Dr. Johnson asks, "I wonder what you'd say about the role of difficulty in reading books like The Cantos, Finnegans Wake, Ulysses, Zukovsky, Gravity's Rainbow, WSB, The Wasteland, the S-Cat Trilogy, even Illuminatus! (Just today someone on Internet labeled Illuminatus! as 'unreadable.')?
"Why do you think some readers
ENJOY difficulty, while others not only dislike it, but disparage it?
main model has to do with personality 'types' and predilections, but I'm not
wedded to this as my main model. What say you?"
I've thought about your question, and I don't think I have a good answer. (You have a knack for asking questions I have difficulty answering.) I think vanity plays a role. People like me like to feel superior by reading at books which seem difficult, alas. I only had a slight interest in "difficult" books before I started reading Bob Wilson. He got me interested in Finnegans Wake, Ulysses and The Cantos, and as with the tar baby, I've had trouble letting go of those books.

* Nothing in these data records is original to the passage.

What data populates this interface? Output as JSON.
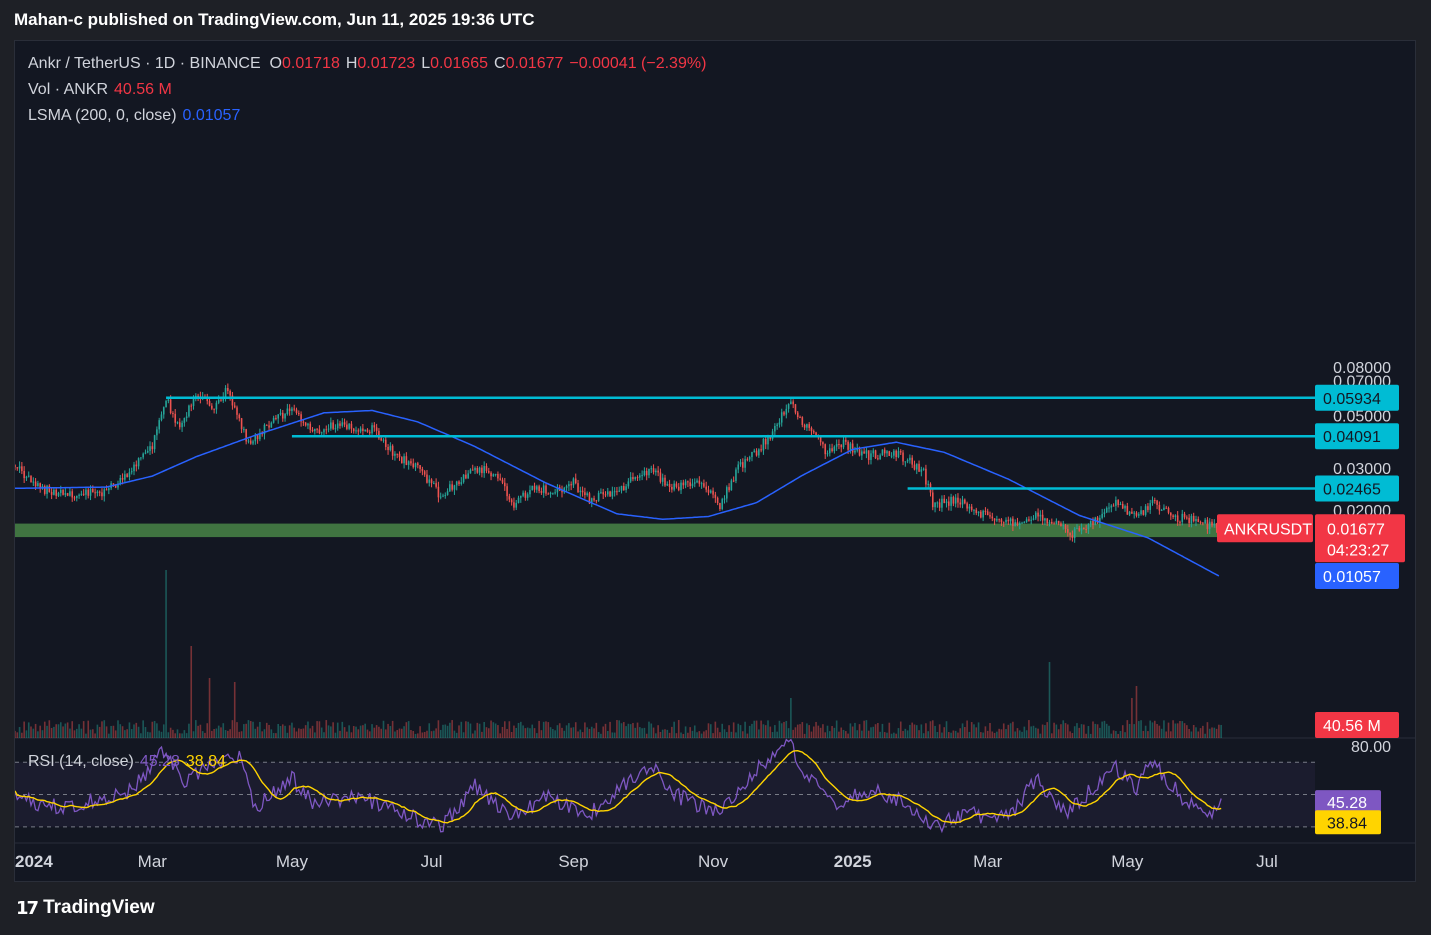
{
  "header": {
    "published_line": "Mahan-c published on TradingView.com, Jun 11, 2025 19:36 UTC"
  },
  "legend": {
    "symbol": "Ankr / TetherUS · 1D · BINANCE",
    "o_label": "O",
    "o_value": "0.01718",
    "h_label": "H",
    "h_value": "0.01723",
    "l_label": "L",
    "l_value": "0.01665",
    "c_label": "C",
    "c_value": "0.01677",
    "change": "−0.00041 (−2.39%)",
    "vol_label": "Vol · ANKR",
    "vol_value": "40.56 M",
    "lsma_label": "LSMA (200, 0, close)",
    "lsma_value": "0.01057",
    "rsi_label": "RSI (14, close)",
    "rsi_value1": "45.28",
    "rsi_value2": "38.84"
  },
  "footer": {
    "brand": "TradingView",
    "logo_glyph": "17"
  },
  "colors": {
    "background": "#131722",
    "up": "#26a69a",
    "down": "#ef5350",
    "lsma": "#2962ff",
    "level_line": "#00bcd4",
    "support_zone": "#4c8c4a",
    "rsi_line": "#7e57c2",
    "rsi_ma": "#ffd400"
  },
  "chart_data": {
    "type": "candlestick",
    "symbol": "ANKRUSDT",
    "interval": "1D",
    "exchange": "BINANCE",
    "x_range": [
      "2024-01-01",
      "2025-07-22"
    ],
    "y_scale": "log",
    "price_ticks": [
      "0.08000",
      "0.07000",
      "0.05000",
      "0.03000",
      "0.02000"
    ],
    "x_ticks": [
      "2024",
      "Mar",
      "May",
      "Jul",
      "Sep",
      "Nov",
      "2025",
      "Mar",
      "May",
      "Jul"
    ],
    "x_tick_dates": [
      "2024-01-01",
      "2024-03-01",
      "2024-05-01",
      "2024-07-01",
      "2024-09-01",
      "2024-11-01",
      "2025-01-01",
      "2025-03-01",
      "2025-05-01",
      "2025-07-01"
    ],
    "anchors": [
      [
        "2024-01-01",
        0.031
      ],
      [
        "2024-01-10",
        0.025
      ],
      [
        "2024-01-25",
        0.023
      ],
      [
        "2024-02-10",
        0.024
      ],
      [
        "2024-02-20",
        0.029
      ],
      [
        "2024-03-01",
        0.037
      ],
      [
        "2024-03-07",
        0.059
      ],
      [
        "2024-03-13",
        0.043
      ],
      [
        "2024-03-20",
        0.063
      ],
      [
        "2024-03-27",
        0.054
      ],
      [
        "2024-04-03",
        0.064
      ],
      [
        "2024-04-12",
        0.038
      ],
      [
        "2024-04-22",
        0.047
      ],
      [
        "2024-05-01",
        0.053
      ],
      [
        "2024-05-10",
        0.042
      ],
      [
        "2024-05-20",
        0.046
      ],
      [
        "2024-05-30",
        0.043
      ],
      [
        "2024-06-05",
        0.044
      ],
      [
        "2024-06-15",
        0.034
      ],
      [
        "2024-06-25",
        0.03
      ],
      [
        "2024-07-05",
        0.023
      ],
      [
        "2024-07-15",
        0.028
      ],
      [
        "2024-07-22",
        0.03
      ],
      [
        "2024-08-01",
        0.027
      ],
      [
        "2024-08-05",
        0.021
      ],
      [
        "2024-08-15",
        0.025
      ],
      [
        "2024-08-25",
        0.024
      ],
      [
        "2024-09-01",
        0.026
      ],
      [
        "2024-09-08",
        0.022
      ],
      [
        "2024-09-20",
        0.024
      ],
      [
        "2024-09-28",
        0.028
      ],
      [
        "2024-10-05",
        0.029
      ],
      [
        "2024-10-15",
        0.025
      ],
      [
        "2024-10-25",
        0.027
      ],
      [
        "2024-11-04",
        0.021
      ],
      [
        "2024-11-12",
        0.03
      ],
      [
        "2024-11-20",
        0.035
      ],
      [
        "2024-11-28",
        0.044
      ],
      [
        "2024-12-05",
        0.058
      ],
      [
        "2024-12-10",
        0.045
      ],
      [
        "2024-12-15",
        0.043
      ],
      [
        "2024-12-20",
        0.035
      ],
      [
        "2024-12-28",
        0.038
      ],
      [
        "2025-01-08",
        0.034
      ],
      [
        "2025-01-20",
        0.035
      ],
      [
        "2025-02-01",
        0.029
      ],
      [
        "2025-02-05",
        0.021
      ],
      [
        "2025-02-15",
        0.022
      ],
      [
        "2025-02-28",
        0.019
      ],
      [
        "2025-03-10",
        0.0175
      ],
      [
        "2025-03-20",
        0.019
      ],
      [
        "2025-03-28",
        0.018
      ],
      [
        "2025-04-07",
        0.0158
      ],
      [
        "2025-04-20",
        0.019
      ],
      [
        "2025-04-25",
        0.0215
      ],
      [
        "2025-05-05",
        0.0185
      ],
      [
        "2025-05-12",
        0.0215
      ],
      [
        "2025-05-20",
        0.019
      ],
      [
        "2025-06-01",
        0.0178
      ],
      [
        "2025-06-11",
        0.01677
      ]
    ],
    "lsma_anchors": [
      [
        "2024-01-01",
        0.0247
      ],
      [
        "2024-02-10",
        0.025
      ],
      [
        "2024-03-01",
        0.0278
      ],
      [
        "2024-03-20",
        0.0335
      ],
      [
        "2024-04-15",
        0.0413
      ],
      [
        "2024-05-15",
        0.0513
      ],
      [
        "2024-06-05",
        0.0525
      ],
      [
        "2024-06-25",
        0.047
      ],
      [
        "2024-07-20",
        0.037
      ],
      [
        "2024-08-20",
        0.026
      ],
      [
        "2024-09-20",
        0.0193
      ],
      [
        "2024-10-10",
        0.0183
      ],
      [
        "2024-10-30",
        0.0188
      ],
      [
        "2024-11-20",
        0.0215
      ],
      [
        "2024-12-10",
        0.028
      ],
      [
        "2025-01-01",
        0.036
      ],
      [
        "2025-01-20",
        0.0386
      ],
      [
        "2025-02-10",
        0.035
      ],
      [
        "2025-03-10",
        0.027
      ],
      [
        "2025-04-10",
        0.019
      ],
      [
        "2025-05-10",
        0.0153
      ],
      [
        "2025-06-10",
        0.01057
      ]
    ],
    "rsi_anchors": [
      [
        "2024-01-01",
        52
      ],
      [
        "2024-01-15",
        42
      ],
      [
        "2024-02-01",
        45
      ],
      [
        "2024-02-20",
        52
      ],
      [
        "2024-03-07",
        78
      ],
      [
        "2024-03-15",
        55
      ],
      [
        "2024-03-25",
        68
      ],
      [
        "2024-04-08",
        72
      ],
      [
        "2024-04-15",
        42
      ],
      [
        "2024-05-01",
        60
      ],
      [
        "2024-05-10",
        45
      ],
      [
        "2024-06-01",
        48
      ],
      [
        "2024-06-15",
        40
      ],
      [
        "2024-07-05",
        30
      ],
      [
        "2024-07-20",
        55
      ],
      [
        "2024-08-05",
        36
      ],
      [
        "2024-08-20",
        48
      ],
      [
        "2024-09-08",
        38
      ],
      [
        "2024-09-25",
        58
      ],
      [
        "2024-10-05",
        68
      ],
      [
        "2024-10-15",
        50
      ],
      [
        "2024-11-04",
        38
      ],
      [
        "2024-11-20",
        65
      ],
      [
        "2024-12-05",
        82
      ],
      [
        "2024-12-12",
        60
      ],
      [
        "2024-12-25",
        45
      ],
      [
        "2025-01-10",
        52
      ],
      [
        "2025-01-25",
        44
      ],
      [
        "2025-02-05",
        30
      ],
      [
        "2025-02-20",
        38
      ],
      [
        "2025-03-10",
        35
      ],
      [
        "2025-03-22",
        60
      ],
      [
        "2025-04-05",
        38
      ],
      [
        "2025-04-25",
        68
      ],
      [
        "2025-05-05",
        55
      ],
      [
        "2025-05-12",
        70
      ],
      [
        "2025-05-25",
        48
      ],
      [
        "2025-06-05",
        38
      ],
      [
        "2025-06-11",
        45.28
      ]
    ],
    "levels": [
      {
        "value": "0.05934",
        "from": "2024-03-07"
      },
      {
        "value": "0.04091",
        "from": "2024-05-01"
      },
      {
        "value": "0.02465",
        "from": "2025-01-25"
      }
    ],
    "support_zone": {
      "low": 0.0154,
      "high": 0.01755,
      "from": "2024-01-01",
      "to": "2025-06-26"
    },
    "last_price": {
      "label": "ANKRUSDT",
      "value": "0.01677",
      "countdown": "04:23:27"
    },
    "lsma_last": {
      "value": "0.01057"
    },
    "volume": {
      "last": "40.56 M",
      "spikes": [
        [
          "2024-03-07",
          4.2
        ],
        [
          "2024-03-18",
          2.3
        ],
        [
          "2024-04-06",
          1.4
        ],
        [
          "2024-03-26",
          1.5
        ],
        [
          "2024-12-05",
          1.0
        ],
        [
          "2025-03-28",
          1.9
        ],
        [
          "2025-05-03",
          1.0
        ],
        [
          "2025-05-05",
          1.3
        ]
      ]
    },
    "rsi": {
      "length": 14,
      "source": "close",
      "value": "45.28",
      "ma_value": "38.84",
      "ticks": [
        "80.00"
      ],
      "levels": [
        70,
        50,
        30
      ],
      "ylim": [
        20,
        85
      ]
    }
  }
}
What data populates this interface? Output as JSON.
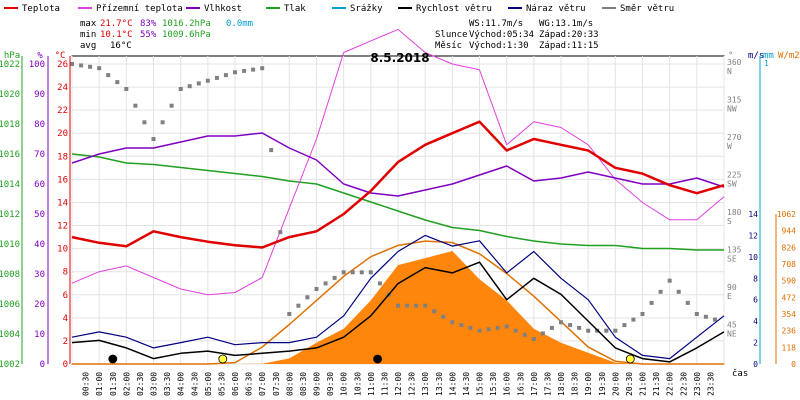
{
  "chart_data": {
    "type": "line",
    "title": "8.5.2018",
    "legend": [
      {
        "name": "Teplota",
        "color": "#e00000"
      },
      {
        "name": "Přízemní teplota",
        "color": "#e040e0"
      },
      {
        "name": "Vlhkost",
        "color": "#8000c0"
      },
      {
        "name": "Tlak",
        "color": "#20a020"
      },
      {
        "name": "Srážky",
        "color": "#00a0d0"
      },
      {
        "name": "Rychlost větru",
        "color": "#000000"
      },
      {
        "name": "Náraz větru",
        "color": "#000080"
      },
      {
        "name": "Směr větru",
        "color": "#808080"
      }
    ],
    "stats": {
      "max_label": "max",
      "max_temp": "21.7°C",
      "max_hum": "83%",
      "max_press": "1016.2hPa",
      "max_rain": "0.0mm",
      "min_label": "min",
      "min_temp": "10.1°C",
      "min_hum": "55%",
      "min_press": "1009.6hPa",
      "avg_label": "avg",
      "avg_temp": "16°C"
    },
    "wind_stats": {
      "ws": "WS:11.7m/s",
      "wg": "WG:13.1m/s"
    },
    "sun": {
      "label": "Slunce",
      "rise": "Východ:05:34",
      "set": "Západ:20:33"
    },
    "moon": {
      "label": "Měsíc",
      "rise": "Východ:1:30",
      "set": "Západ:11:15"
    },
    "axis_units": {
      "hpa": "hPa",
      "pct": "%",
      "degc": "°C",
      "deg": "°",
      "ms": "m/s",
      "mm": "mm",
      "wm2": "W/m2",
      "time": "čas"
    },
    "hpa_ticks": [
      "1022",
      "1020",
      "1018",
      "1016",
      "1014",
      "1012",
      "1010",
      "1008",
      "1006",
      "1004",
      "1002"
    ],
    "pct_ticks": [
      "100",
      "90",
      "80",
      "70",
      "60",
      "50",
      "40",
      "30",
      "20",
      "10",
      "0"
    ],
    "temp_ticks": [
      "26",
      "24",
      "22",
      "20",
      "18",
      "16",
      "14",
      "12",
      "10",
      "8",
      "6",
      "4",
      "2",
      "0"
    ],
    "dir_ticks": [
      {
        "deg": "360",
        "lbl": "N"
      },
      {
        "deg": "315",
        "lbl": "NW"
      },
      {
        "deg": "270",
        "lbl": "W"
      },
      {
        "deg": "225",
        "lbl": "SW"
      },
      {
        "deg": "180",
        "lbl": "S"
      },
      {
        "deg": "135",
        "lbl": "SE"
      },
      {
        "deg": "90",
        "lbl": "E"
      },
      {
        "deg": "45",
        "lbl": "NE"
      }
    ],
    "ms_ticks": [
      "14",
      "12",
      "10",
      "8",
      "6",
      "4",
      "2",
      "0"
    ],
    "rain_top": "1",
    "rad_ticks": [
      "1062",
      "944",
      "826",
      "708",
      "590",
      "472",
      "354",
      "236",
      "118",
      "0"
    ],
    "time_ticks": [
      "00:30",
      "01:00",
      "01:30",
      "02:00",
      "02:30",
      "03:00",
      "03:30",
      "04:00",
      "04:30",
      "05:00",
      "05:30",
      "06:00",
      "06:30",
      "07:00",
      "07:30",
      "08:00",
      "08:30",
      "09:00",
      "09:30",
      "10:00",
      "10:30",
      "11:00",
      "11:30",
      "12:00",
      "12:30",
      "13:00",
      "13:30",
      "14:00",
      "14:30",
      "15:00",
      "15:30",
      "16:00",
      "16:30",
      "17:00",
      "17:30",
      "18:00",
      "18:30",
      "19:00",
      "19:30",
      "20:00",
      "20:30",
      "21:00",
      "21:30",
      "22:00",
      "22:30",
      "23:00",
      "23:30"
    ],
    "x_hours": [
      0,
      1,
      2,
      3,
      4,
      5,
      6,
      7,
      8,
      9,
      10,
      11,
      12,
      13,
      14,
      15,
      16,
      17,
      18,
      19,
      20,
      21,
      22,
      23,
      24
    ],
    "series": [
      {
        "name": "Teplota",
        "unit": "°C",
        "values": [
          11.0,
          10.5,
          10.2,
          11.5,
          11.0,
          10.6,
          10.3,
          10.1,
          11.0,
          11.5,
          13.0,
          15.0,
          17.5,
          19.0,
          20.0,
          21.0,
          18.5,
          19.5,
          19.0,
          18.5,
          17.0,
          16.5,
          15.5,
          14.8,
          15.5
        ]
      },
      {
        "name": "Přízemní teplota",
        "unit": "°C",
        "values": [
          7.0,
          8.0,
          8.5,
          7.5,
          6.5,
          6.0,
          6.2,
          7.5,
          13.5,
          19.5,
          27.0,
          28.0,
          29.0,
          27.0,
          26.0,
          25.5,
          19.0,
          21.0,
          20.5,
          19.0,
          16.0,
          14.0,
          12.5,
          12.5,
          14.5
        ]
      },
      {
        "name": "Vlhkost",
        "unit": "%",
        "values": [
          67,
          70,
          72,
          72,
          74,
          76,
          76,
          77,
          72,
          68,
          60,
          57,
          56,
          58,
          60,
          63,
          66,
          61,
          62,
          64,
          62,
          60,
          60,
          62,
          59
        ]
      },
      {
        "name": "Tlak",
        "unit": "hPa",
        "values": [
          1016.0,
          1015.8,
          1015.4,
          1015.3,
          1015.1,
          1014.9,
          1014.7,
          1014.5,
          1014.2,
          1014.0,
          1013.4,
          1012.8,
          1012.2,
          1011.6,
          1011.1,
          1010.9,
          1010.5,
          1010.2,
          1010.0,
          1009.9,
          1009.9,
          1009.7,
          1009.7,
          1009.6,
          1009.6
        ]
      },
      {
        "name": "Rychlost větru",
        "unit": "m/s",
        "values": [
          2.0,
          2.2,
          1.5,
          0.5,
          1.0,
          1.2,
          0.8,
          1.0,
          1.2,
          1.5,
          2.5,
          4.5,
          7.5,
          9.0,
          8.5,
          9.5,
          6.0,
          8.0,
          6.5,
          4.0,
          1.5,
          0.5,
          0.2,
          1.5,
          3.0
        ]
      },
      {
        "name": "Náraz větru",
        "unit": "m/s",
        "values": [
          2.5,
          3.0,
          2.5,
          1.5,
          2.0,
          2.5,
          1.8,
          2.0,
          2.0,
          2.5,
          4.5,
          8.0,
          10.5,
          12.0,
          11.0,
          11.5,
          8.5,
          10.5,
          8.0,
          6.0,
          2.5,
          0.8,
          0.5,
          2.5,
          4.5
        ]
      },
      {
        "name": "Směr větru",
        "unit": "°",
        "values": [
          360,
          355,
          330,
          270,
          330,
          340,
          350,
          355,
          60,
          90,
          110,
          110,
          70,
          70,
          50,
          40,
          45,
          30,
          50,
          40,
          40,
          60,
          100,
          60,
          50
        ]
      }
    ],
    "radiation": {
      "name": "Sluneční záření",
      "unit": "W/m2",
      "values": [
        0,
        0,
        0,
        0,
        0,
        0,
        0,
        2,
        40,
        150,
        250,
        450,
        700,
        750,
        800,
        600,
        450,
        250,
        150,
        80,
        10,
        0,
        0,
        0,
        0
      ]
    },
    "radiation_max": {
      "unit": "W/m2",
      "values": [
        0,
        0,
        0,
        0,
        0,
        0,
        10,
        120,
        280,
        450,
        620,
        760,
        840,
        870,
        860,
        780,
        640,
        480,
        300,
        120,
        20,
        0,
        0,
        0,
        0
      ]
    },
    "markers": [
      {
        "type": "sunrise",
        "hour": 5.55
      },
      {
        "type": "sunset",
        "hour": 20.55
      },
      {
        "type": "moonrise",
        "hour": 1.5
      },
      {
        "type": "moonset",
        "hour": 11.25
      }
    ]
  }
}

I think part of the appeal of these kind of texts come from their sense of humor, a kind which seems to only emerge out of this kind of chaos. (At one point late in The Cantos Pound say he'll have to study some Greek to write the poem, but so will the reader.) I also have a fascination with what kind of book fascinates those whose minds fascinate me. Bob remained fascinated by Finnegans Wake, Ulysses and The Cantos for decades, and Tim Leary remained fascinated by Gravity's Rainbow for twenty-plus years. I would like to understand what they saw in those books.
It struck me once thinking about the Jumping Jesus Phenomena that Joyce and Pound marked the first time that people lived through an information doubling, and they created styles of writing to try to deal with that experience.